Ce moment passé ensemble restera sans aucun doute gravé dans ses souvenirs comme une période merveilleuse.

Translation: “This time spent together will undoubtedly remain etched in his/her memories as a wonderful time.

WAT WAT WAT. Ses souvenirs?

I get that souvenirs is plural and gets a possessive he/she/it adjective, therefore ses.

But the subject (elle) was dropped entirely.

Aside from the fact that it lacks optimism and support in the tone that it was tasked to generate (hard to prove, but I’ll still gladly die on that poetic hill) it has obliterated my subject gender, which is exactly the sort of thing Google suffered from in all its failed tests.

In the prompts fed into ChatGPT, gender was clearly specified by me purposefully and it should not have altered from elle. That’s just one of the many language tests that I would say it has been failing repeatedly, which is now expanding into more bias analysis.
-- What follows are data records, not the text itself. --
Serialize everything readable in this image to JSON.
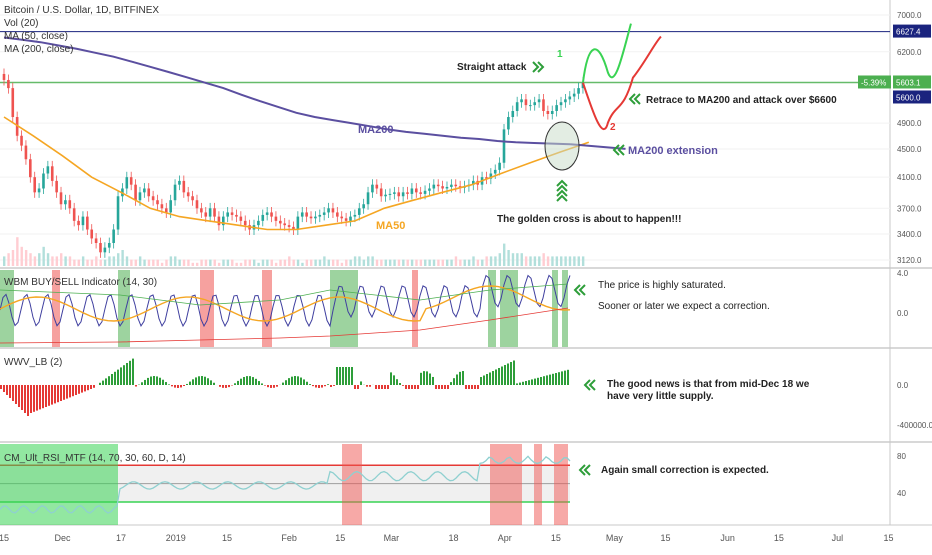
{
  "chart_data": {
    "type": "candlestick",
    "symbol_line": "Bitcoin / U.S. Dollar, 1D, BITFINEX",
    "legends": [
      "Vol (20)",
      "MA (50, close)",
      "MA (200, close)"
    ],
    "price_axis": {
      "ticks": [
        "7000.0",
        "6200.0",
        "5600.0",
        "4900.0",
        "4500.0",
        "4100.0",
        "3700.0",
        "3400.0",
        "3120.0"
      ],
      "tick_values": [
        7000,
        6200,
        5600,
        4900,
        4500,
        4100,
        3700,
        3400,
        3120
      ],
      "badges": [
        {
          "text": "6627.4",
          "value": 6627.4,
          "color": "#1a237e"
        },
        {
          "text": "5603.1",
          "value": 5603.1,
          "color": "#4caf50"
        },
        {
          "text": "5600.0",
          "value": 5600.0,
          "color": "#1a237e"
        }
      ],
      "change_label": "-5.39%"
    },
    "x_axis": {
      "labels": [
        "15",
        "Dec",
        "17",
        "2019",
        "15",
        "Feb",
        "15",
        "Mar",
        "18",
        "Apr",
        "15",
        "May",
        "15",
        "Jun",
        "15",
        "Jul",
        "15"
      ],
      "start_date": "2018-11-15",
      "label_dates": [
        "2018-11-15",
        "2018-12-01",
        "2018-12-17",
        "2019-01-01",
        "2019-01-15",
        "2019-02-01",
        "2019-02-15",
        "2019-03-01",
        "2019-03-18",
        "2019-04-01",
        "2019-04-15",
        "2019-05-01",
        "2019-05-15",
        "2019-06-01",
        "2019-06-15",
        "2019-07-01",
        "2019-07-15"
      ]
    },
    "close_prices": [
      5650,
      5500,
      5000,
      4700,
      4550,
      4350,
      4100,
      3900,
      3950,
      4150,
      4250,
      4050,
      3900,
      3750,
      3800,
      3700,
      3550,
      3500,
      3600,
      3450,
      3350,
      3300,
      3200,
      3250,
      3300,
      3450,
      3850,
      3950,
      4100,
      4000,
      3800,
      3900,
      3950,
      3850,
      3800,
      3750,
      3700,
      3650,
      3800,
      4000,
      4050,
      3900,
      3850,
      3800,
      3700,
      3650,
      3600,
      3700,
      3600,
      3500,
      3600,
      3650,
      3620,
      3600,
      3550,
      3500,
      3450,
      3500,
      3550,
      3620,
      3650,
      3600,
      3550,
      3520,
      3500,
      3480,
      3450,
      3600,
      3650,
      3600,
      3580,
      3600,
      3620,
      3650,
      3700,
      3650,
      3600,
      3580,
      3550,
      3600,
      3620,
      3700,
      3750,
      3900,
      4000,
      3950,
      3850,
      3870,
      3880,
      3900,
      3850,
      3900,
      3880,
      3950,
      3900,
      3880,
      3920,
      3950,
      4000,
      3980,
      3950,
      3970,
      4000,
      3980,
      3960,
      3980,
      4000,
      4050,
      4000,
      4100,
      4080,
      4150,
      4200,
      4300,
      4800,
      5000,
      5100,
      5250,
      5300,
      5200,
      5200,
      5250,
      5300,
      5100,
      5050,
      5100,
      5200,
      5250,
      5300,
      5350,
      5400,
      5500,
      5600
    ],
    "ma200": [
      6500,
      6450,
      6400,
      6330,
      6260,
      6180,
      6100,
      6000,
      5900,
      5800,
      5700,
      5600,
      5500,
      5380,
      5270,
      5170,
      5070,
      5000,
      4950,
      4900,
      4850,
      4800,
      4760,
      4730,
      4700,
      4670,
      4650,
      4620,
      4600,
      4590,
      4580,
      4570
    ],
    "ma50": [
      5000,
      4700,
      4400,
      4100,
      3900,
      3700,
      3600,
      3550,
      3500,
      3450,
      3450,
      3500,
      3550,
      3700,
      3800,
      3900,
      4000,
      4150,
      4300,
      4450,
      4600
    ],
    "volume": [
      3,
      4,
      5,
      9,
      6,
      5,
      4,
      3,
      4,
      6,
      4,
      3,
      3,
      4,
      3,
      3,
      2,
      2,
      3,
      2,
      2,
      3,
      2,
      2,
      3,
      3,
      4,
      5,
      3,
      2,
      2,
      3,
      2,
      2,
      2,
      2,
      1,
      2,
      3,
      3,
      2,
      2,
      2,
      1,
      1,
      2,
      2,
      2,
      2,
      1,
      2,
      2,
      2,
      1,
      1,
      2,
      2,
      2,
      1,
      2,
      2,
      2,
      1,
      2,
      2,
      3,
      2,
      2,
      1,
      2,
      2,
      2,
      2,
      3,
      2,
      2,
      2,
      1,
      2,
      2,
      3,
      3,
      2,
      3,
      3,
      2,
      2,
      2,
      2,
      2,
      2,
      2,
      2,
      2,
      2,
      2,
      2,
      2,
      2,
      2,
      2,
      2,
      2,
      3,
      2,
      2,
      2,
      3,
      2,
      2,
      3,
      3,
      3,
      4,
      7,
      5,
      4,
      4,
      4,
      3,
      3,
      3,
      3,
      4,
      3,
      3,
      3,
      3,
      3,
      3,
      3,
      3,
      3
    ],
    "indicators": [
      {
        "title": "WBM BUY/SELL Indicator (14, 30)",
        "ticks": [
          "4.0",
          "0.0"
        ],
        "tick_values": [
          4.0,
          0.0
        ]
      },
      {
        "title": "WWV_LB (2)",
        "ticks": [
          "0.0",
          "-400000.0"
        ],
        "tick_values": [
          0,
          -400000
        ]
      },
      {
        "title": "CM_Ult_RSI_MTF (14, 70, 30, 60, D, 14)",
        "ticks": [
          "80",
          "40"
        ],
        "tick_values": [
          80,
          40
        ]
      }
    ]
  },
  "annotations": {
    "straight_attack": "Straight attack",
    "scenario_1": "1",
    "scenario_2": "2",
    "retrace": "Retrace to MA200 and attack over $6600",
    "ma200_label": "MA200",
    "ma200_extension": "MA200 extension",
    "ma50_label": "MA50",
    "golden_cross": "The golden cross is about to happen!!!",
    "saturated_1": "The price is highly saturated.",
    "saturated_2": "Sooner or later we expect a correction.",
    "supply_1": "The good news is that from mid-Dec 18 we",
    "supply_2": "have very little supply.",
    "correction": "Again small correction is expected."
  },
  "colors": {
    "up": "#26a69a",
    "down": "#ef5350",
    "ma200": "#5b4fa0",
    "ma50": "#f5a623",
    "arrow_green": "#2e9e3a",
    "scenario_1": "#39d353",
    "scenario_2": "#e53935"
  }
}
Although French linguists may disagree with me hanging onto elle, and given I’m not a native speaker, let me point out also when I raised an objection with ChatGPT it agreed with me that it had made a gendered mistake. So let me move on to why this really matters in terms of quality controls in robot engineering.

There’s no excuse here for such mistakes and when I pointed it out directly to ChatGPT it indicated that making mistakes is just how it rolls. Here’s what the robot pleads in defense when I ask why it removed the elle that specified a female subject for the sentence.
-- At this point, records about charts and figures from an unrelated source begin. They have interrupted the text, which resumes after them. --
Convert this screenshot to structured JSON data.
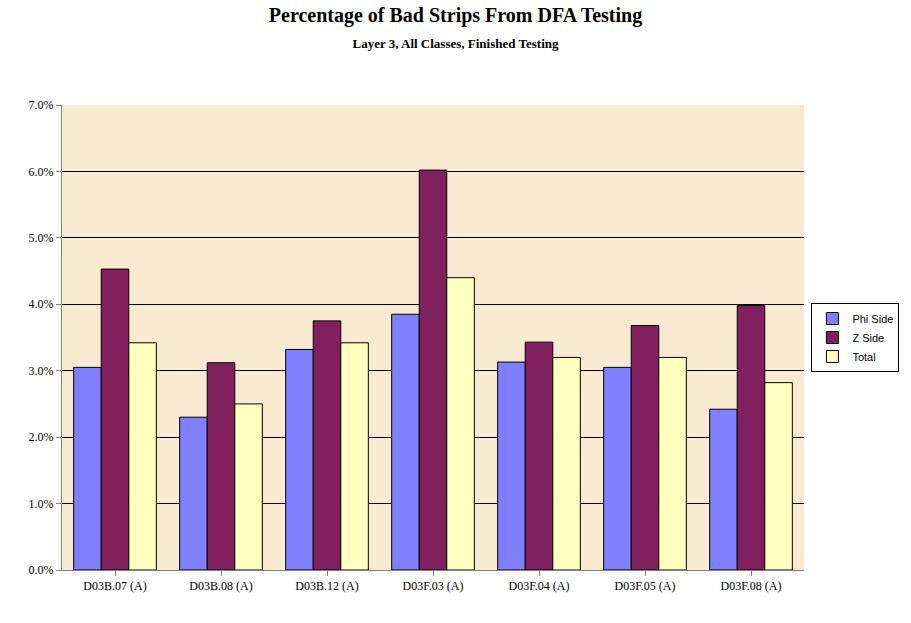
{
  "chart_data": {
    "type": "bar",
    "title": "Percentage of Bad Strips From DFA Testing",
    "subtitle": "Layer 3, All Classes, Finished Testing",
    "categories": [
      "D03B.07 (A)",
      "D03B.08 (A)",
      "D03B.12 (A)",
      "D03F.03 (A)",
      "D03F.04 (A)",
      "D03F.05 (A)",
      "D03F.08 (A)"
    ],
    "series": [
      {
        "name": "Phi Side",
        "color": "#8080ff",
        "values": [
          3.05,
          2.3,
          3.32,
          3.85,
          3.13,
          3.05,
          2.42
        ]
      },
      {
        "name": "Z Side",
        "color": "#80205f",
        "values": [
          4.53,
          3.12,
          3.75,
          6.02,
          3.43,
          3.68,
          3.98
        ]
      },
      {
        "name": "Total",
        "color": "#ffffc0",
        "values": [
          3.42,
          2.5,
          3.42,
          4.4,
          3.2,
          3.2,
          2.82
        ]
      }
    ],
    "ylim": [
      0,
      7
    ],
    "yticks": [
      {
        "value": 0,
        "label": "0.0%"
      },
      {
        "value": 1,
        "label": "1.0%"
      },
      {
        "value": 2,
        "label": "2.0%"
      },
      {
        "value": 3,
        "label": "3.0%"
      },
      {
        "value": 4,
        "label": "4.0%"
      },
      {
        "value": 5,
        "label": "5.0%"
      },
      {
        "value": 6,
        "label": "6.0%"
      },
      {
        "value": 7,
        "label": "7.0%"
      }
    ],
    "grid": true,
    "legend": "right"
  }
}
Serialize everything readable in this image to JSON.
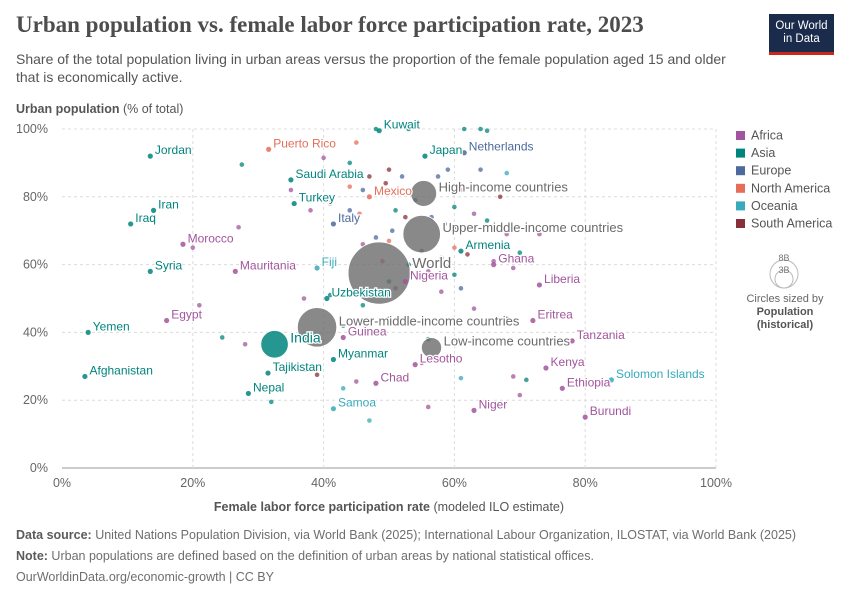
{
  "title": "Urban population vs. female labor force participation rate, 2023",
  "subtitle": "Share of the total population living in urban areas versus the proportion of the female population aged 15 and older that is economically active.",
  "logo": {
    "line1": "Our World",
    "line2": "in Data"
  },
  "footer": {
    "source_label": "Data source:",
    "source_text": " United Nations Population Division, via World Bank (2025); International Labour Organization, ILOSTAT, via World Bank (2025)",
    "note_label": "Note:",
    "note_text": " Urban populations are defined based on the definition of urban areas by national statistical offices.",
    "url": "OurWorldinData.org/economic-growth | CC BY"
  },
  "colors": {
    "Africa": "#a2559c",
    "Asia": "#00847e",
    "Europe": "#4c6a9c",
    "North America": "#e56e5a",
    "Oceania": "#38aaba",
    "South America": "#883039",
    "Aggregate": "#6b6b6b"
  },
  "chart_data": {
    "type": "scatter",
    "title": "Urban population vs. female labor force participation rate, 2023",
    "xlabel_bold": "Female labor force participation rate",
    "xlabel_rest": " (modeled ILO estimate)",
    "ylabel_bold": "Urban population",
    "ylabel_rest": " (% of total)",
    "xlim": [
      0,
      100
    ],
    "ylim": [
      0,
      100
    ],
    "xticks": [
      0,
      20,
      40,
      60,
      80,
      100
    ],
    "yticks": [
      0,
      20,
      40,
      60,
      80,
      100
    ],
    "x_tick_labels": [
      "0%",
      "20%",
      "40%",
      "60%",
      "80%",
      "100%"
    ],
    "y_tick_labels": [
      "0%",
      "20%",
      "40%",
      "60%",
      "80%",
      "100%"
    ],
    "legend": {
      "entries": [
        "Africa",
        "Asia",
        "Europe",
        "North America",
        "Oceania",
        "South America"
      ],
      "size_line1": "8B",
      "size_line2": "3B",
      "size_caption": "Circles sized by",
      "size_bold1": "Population",
      "size_bold2": "(historical)"
    },
    "labeled_points": [
      {
        "name": "Jordan",
        "region": "Asia",
        "x": 13.5,
        "y": 92
      },
      {
        "name": "Puerto Rico",
        "region": "North America",
        "x": 31.6,
        "y": 94
      },
      {
        "name": "Kuwait",
        "region": "Asia",
        "x": 48.5,
        "y": 99.5
      },
      {
        "name": "Netherlands",
        "region": "Europe",
        "x": 61.5,
        "y": 93
      },
      {
        "name": "Japan",
        "region": "Asia",
        "x": 55.5,
        "y": 92
      },
      {
        "name": "Saudi Arabia",
        "region": "Asia",
        "x": 35,
        "y": 85
      },
      {
        "name": "Mexico",
        "region": "North America",
        "x": 47,
        "y": 80
      },
      {
        "name": "High-income countries",
        "region": "Aggregate",
        "x": 55.3,
        "y": 81,
        "pop": 1.25
      },
      {
        "name": "Iran",
        "region": "Asia",
        "x": 14,
        "y": 76
      },
      {
        "name": "Turkey",
        "region": "Asia",
        "x": 35.5,
        "y": 78
      },
      {
        "name": "Iraq",
        "region": "Asia",
        "x": 10.5,
        "y": 72
      },
      {
        "name": "Italy",
        "region": "Europe",
        "x": 41.5,
        "y": 72
      },
      {
        "name": "Upper-middle-income countries",
        "region": "Aggregate",
        "x": 55,
        "y": 69,
        "pop": 2.8
      },
      {
        "name": "Morocco",
        "region": "Africa",
        "x": 18.5,
        "y": 66
      },
      {
        "name": "Armenia",
        "region": "Asia",
        "x": 61,
        "y": 64
      },
      {
        "name": "World",
        "region": "Aggregate",
        "x": 48.5,
        "y": 57.5,
        "pop": 8.1
      },
      {
        "name": "Syria",
        "region": "Asia",
        "x": 13.5,
        "y": 58
      },
      {
        "name": "Mauritania",
        "region": "Africa",
        "x": 26.5,
        "y": 58
      },
      {
        "name": "Fiji",
        "region": "Oceania",
        "x": 39,
        "y": 59
      },
      {
        "name": "Ghana",
        "region": "Africa",
        "x": 66,
        "y": 60
      },
      {
        "name": "Nigeria",
        "region": "Africa",
        "x": 52.5,
        "y": 55
      },
      {
        "name": "Liberia",
        "region": "Africa",
        "x": 73,
        "y": 54
      },
      {
        "name": "Uzbekistan",
        "region": "Asia",
        "x": 40.5,
        "y": 50
      },
      {
        "name": "Egypt",
        "region": "Africa",
        "x": 16,
        "y": 43.5
      },
      {
        "name": "Lower-middle-income countries",
        "region": "Aggregate",
        "x": 39,
        "y": 41.5,
        "pop": 3.1
      },
      {
        "name": "Eritrea",
        "region": "Africa",
        "x": 72,
        "y": 43.5
      },
      {
        "name": "Yemen",
        "region": "Asia",
        "x": 4,
        "y": 40
      },
      {
        "name": "India",
        "region": "Asia",
        "x": 32.5,
        "y": 36.5,
        "pop": 1.43
      },
      {
        "name": "Guinea",
        "region": "Africa",
        "x": 43,
        "y": 38.5
      },
      {
        "name": "Low-income countries",
        "region": "Aggregate",
        "x": 56.5,
        "y": 35.5,
        "pop": 0.72
      },
      {
        "name": "Tanzania",
        "region": "Africa",
        "x": 78,
        "y": 37.5
      },
      {
        "name": "Myanmar",
        "region": "Asia",
        "x": 41.5,
        "y": 32
      },
      {
        "name": "Lesotho",
        "region": "Africa",
        "x": 54,
        "y": 30.5
      },
      {
        "name": "Kenya",
        "region": "Africa",
        "x": 74,
        "y": 29.5
      },
      {
        "name": "Tajikistan",
        "region": "Asia",
        "x": 31.5,
        "y": 28
      },
      {
        "name": "Afghanistan",
        "region": "Asia",
        "x": 3.5,
        "y": 27
      },
      {
        "name": "Solomon Islands",
        "region": "Oceania",
        "x": 84,
        "y": 26
      },
      {
        "name": "Chad",
        "region": "Africa",
        "x": 48,
        "y": 25
      },
      {
        "name": "Ethiopia",
        "region": "Africa",
        "x": 76.5,
        "y": 23.5
      },
      {
        "name": "Nepal",
        "region": "Asia",
        "x": 28.5,
        "y": 22
      },
      {
        "name": "Samoa",
        "region": "Oceania",
        "x": 41.5,
        "y": 17.5
      },
      {
        "name": "Niger",
        "region": "Africa",
        "x": 63,
        "y": 17
      },
      {
        "name": "Burundi",
        "region": "Africa",
        "x": 80,
        "y": 15
      }
    ],
    "other_points": [
      {
        "region": "Asia",
        "x": 48,
        "y": 100
      },
      {
        "region": "Asia",
        "x": 53,
        "y": 100
      },
      {
        "region": "Asia",
        "x": 61.5,
        "y": 100
      },
      {
        "region": "Asia",
        "x": 64,
        "y": 100
      },
      {
        "region": "Asia",
        "x": 65,
        "y": 99.5
      },
      {
        "region": "Asia",
        "x": 27.5,
        "y": 89.5
      },
      {
        "region": "Africa",
        "x": 40,
        "y": 91.5
      },
      {
        "region": "North America",
        "x": 45,
        "y": 96
      },
      {
        "region": "South America",
        "x": 50,
        "y": 88
      },
      {
        "region": "Europe",
        "x": 57.5,
        "y": 86
      },
      {
        "region": "Europe",
        "x": 59,
        "y": 88
      },
      {
        "region": "Oceania",
        "x": 68,
        "y": 87
      },
      {
        "region": "Asia",
        "x": 44,
        "y": 90
      },
      {
        "region": "Europe",
        "x": 64,
        "y": 88
      },
      {
        "region": "South America",
        "x": 47,
        "y": 86
      },
      {
        "region": "North America",
        "x": 44,
        "y": 83
      },
      {
        "region": "Europe",
        "x": 46,
        "y": 82
      },
      {
        "region": "South America",
        "x": 49.5,
        "y": 84
      },
      {
        "region": "Europe",
        "x": 52,
        "y": 86
      },
      {
        "region": "Europe",
        "x": 54,
        "y": 79
      },
      {
        "region": "North America",
        "x": 61,
        "y": 82
      },
      {
        "region": "South America",
        "x": 67,
        "y": 80
      },
      {
        "region": "Africa",
        "x": 35,
        "y": 82
      },
      {
        "region": "North America",
        "x": 41,
        "y": 78
      },
      {
        "region": "Europe",
        "x": 44,
        "y": 76
      },
      {
        "region": "North America",
        "x": 45.5,
        "y": 75
      },
      {
        "region": "Africa",
        "x": 38,
        "y": 76
      },
      {
        "region": "Asia",
        "x": 51,
        "y": 76
      },
      {
        "region": "South America",
        "x": 52.5,
        "y": 74
      },
      {
        "region": "Europe",
        "x": 56.5,
        "y": 74
      },
      {
        "region": "Europe",
        "x": 58.5,
        "y": 72
      },
      {
        "region": "Asia",
        "x": 60,
        "y": 77
      },
      {
        "region": "Africa",
        "x": 63,
        "y": 75
      },
      {
        "region": "Asia",
        "x": 65,
        "y": 73
      },
      {
        "region": "Europe",
        "x": 50.5,
        "y": 70
      },
      {
        "region": "North America",
        "x": 50,
        "y": 67
      },
      {
        "region": "Africa",
        "x": 46,
        "y": 66
      },
      {
        "region": "Europe",
        "x": 48,
        "y": 68
      },
      {
        "region": "South America",
        "x": 60,
        "y": 71
      },
      {
        "region": "Africa",
        "x": 68,
        "y": 69
      },
      {
        "region": "Africa",
        "x": 73,
        "y": 69
      },
      {
        "region": "Africa",
        "x": 27,
        "y": 71
      },
      {
        "region": "North America",
        "x": 60,
        "y": 65
      },
      {
        "region": "South America",
        "x": 62,
        "y": 63
      },
      {
        "region": "Europe",
        "x": 58,
        "y": 62
      },
      {
        "region": "Asia",
        "x": 70,
        "y": 63.5
      },
      {
        "region": "Africa",
        "x": 55,
        "y": 64
      },
      {
        "region": "Africa",
        "x": 20,
        "y": 65
      },
      {
        "region": "Asia",
        "x": 53,
        "y": 60
      },
      {
        "region": "Africa",
        "x": 56,
        "y": 58
      },
      {
        "region": "Asia",
        "x": 60,
        "y": 57
      },
      {
        "region": "Africa",
        "x": 66,
        "y": 61
      },
      {
        "region": "Africa",
        "x": 69,
        "y": 59
      },
      {
        "region": "North America",
        "x": 49,
        "y": 61
      },
      {
        "region": "Africa",
        "x": 51,
        "y": 53
      },
      {
        "region": "Africa",
        "x": 58,
        "y": 52
      },
      {
        "region": "Europe",
        "x": 61,
        "y": 53
      },
      {
        "region": "Africa",
        "x": 37,
        "y": 50
      },
      {
        "region": "Asia",
        "x": 41,
        "y": 51
      },
      {
        "region": "Asia",
        "x": 50,
        "y": 55
      },
      {
        "region": "Africa",
        "x": 21,
        "y": 48
      },
      {
        "region": "Asia",
        "x": 46,
        "y": 48
      },
      {
        "region": "Africa",
        "x": 63,
        "y": 47
      },
      {
        "region": "Africa",
        "x": 68,
        "y": 44
      },
      {
        "region": "Asia",
        "x": 50,
        "y": 44
      },
      {
        "region": "Asia",
        "x": 24.5,
        "y": 38.5
      },
      {
        "region": "Africa",
        "x": 28,
        "y": 36.5
      },
      {
        "region": "Asia",
        "x": 43,
        "y": 42
      },
      {
        "region": "Asia",
        "x": 56,
        "y": 38
      },
      {
        "region": "Africa",
        "x": 49,
        "y": 33
      },
      {
        "region": "Africa",
        "x": 55,
        "y": 31
      },
      {
        "region": "Asia",
        "x": 37,
        "y": 29
      },
      {
        "region": "Oceania",
        "x": 61,
        "y": 26.5
      },
      {
        "region": "Africa",
        "x": 69,
        "y": 27
      },
      {
        "region": "Asia",
        "x": 71,
        "y": 26
      },
      {
        "region": "Africa",
        "x": 45,
        "y": 25.5
      },
      {
        "region": "Oceania",
        "x": 43,
        "y": 23.5
      },
      {
        "region": "Africa",
        "x": 70,
        "y": 21.5
      },
      {
        "region": "South America",
        "x": 39,
        "y": 27.5
      },
      {
        "region": "Asia",
        "x": 32,
        "y": 19.5
      },
      {
        "region": "Africa",
        "x": 56,
        "y": 18
      },
      {
        "region": "Oceania",
        "x": 47,
        "y": 14
      }
    ]
  }
}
The change in gender was not at all intentional and I understand that it can be frustrating. It was simply a mistake on my part while generating the response.

If you parse the logic of that response, it’s making simple mistakes because it was trained to cause user frustration. “I understand that it can be frustrating” as a prediction algorithm so I made “simply a mistake”. For a language prediction machine I expect better predictions. And it likes to frame itself as “not at all intentional”, which comes across as willful negligence in basic engineering practices rather than an intent to cause harm.

Prevention of mistakes actually works from an assumption there was lack of intention (given the prevention of intentional mistakes is a different art). Let me explain why a lack of intention reveals a worse state.

When a plane crashes, lack of pilot intention to crash doesn’t absolve the airline of a very serious safety failure. OpenAI is saying “sure our robots crash all the time, but that’s not our intent”. Such protest from an airline doesn’t matter they way they imply, since you would be wise to stop flying on anything that crashes without intention. In fact, if you were told that the OpenAI robot intentionally crashed a plane you might think “ok this can be stopped” because with a clear threat it more likely can be isolated, detected and prevented. We live in this world, as you know, with people spending hours in security lines, taking off their shoes etc (call it theater if you want, it’s logical risk analysis), because we’re stopping intentional harms.

Any robot repeatedly crashing without intention… is actually putting you into a worse state of affairs. The lack of sufficient detection and prevention of unintentional errors beg the question of why the robot was allowed to go to market while being defective by design? Nobody would be flying in an OpenAI world because they offer rides on planes that they know and can predict will constantly fail unintentionally. In the real airline world, we’re also stopping unintentional harms.

OpenAI training their software to say there’s no intention for their harms, is like serving spoiled food as long as their chef says it was unintentional that someone was sick. No thanks, OpenAI. You should be shut down and people should go places that don’t talk about intention, they know how to operate on a normal and necessary zero defect policy.

The ChatGPT mistakes I am finding all the time, all over the place, should not happen at all. It’s unnecessary and it undermines trust.

Me: You just said something that is clearly wrong

ChatGPT: Being wrong is not my intention

Me: You just said something that is clearly biased

ChatGPT: Being biased is not my intention

Me: What you said will cause a disaster

ChatGPT: Causing a disaster is not my intention

Me: At what point will you be able to avoid all these easily avoidable errors?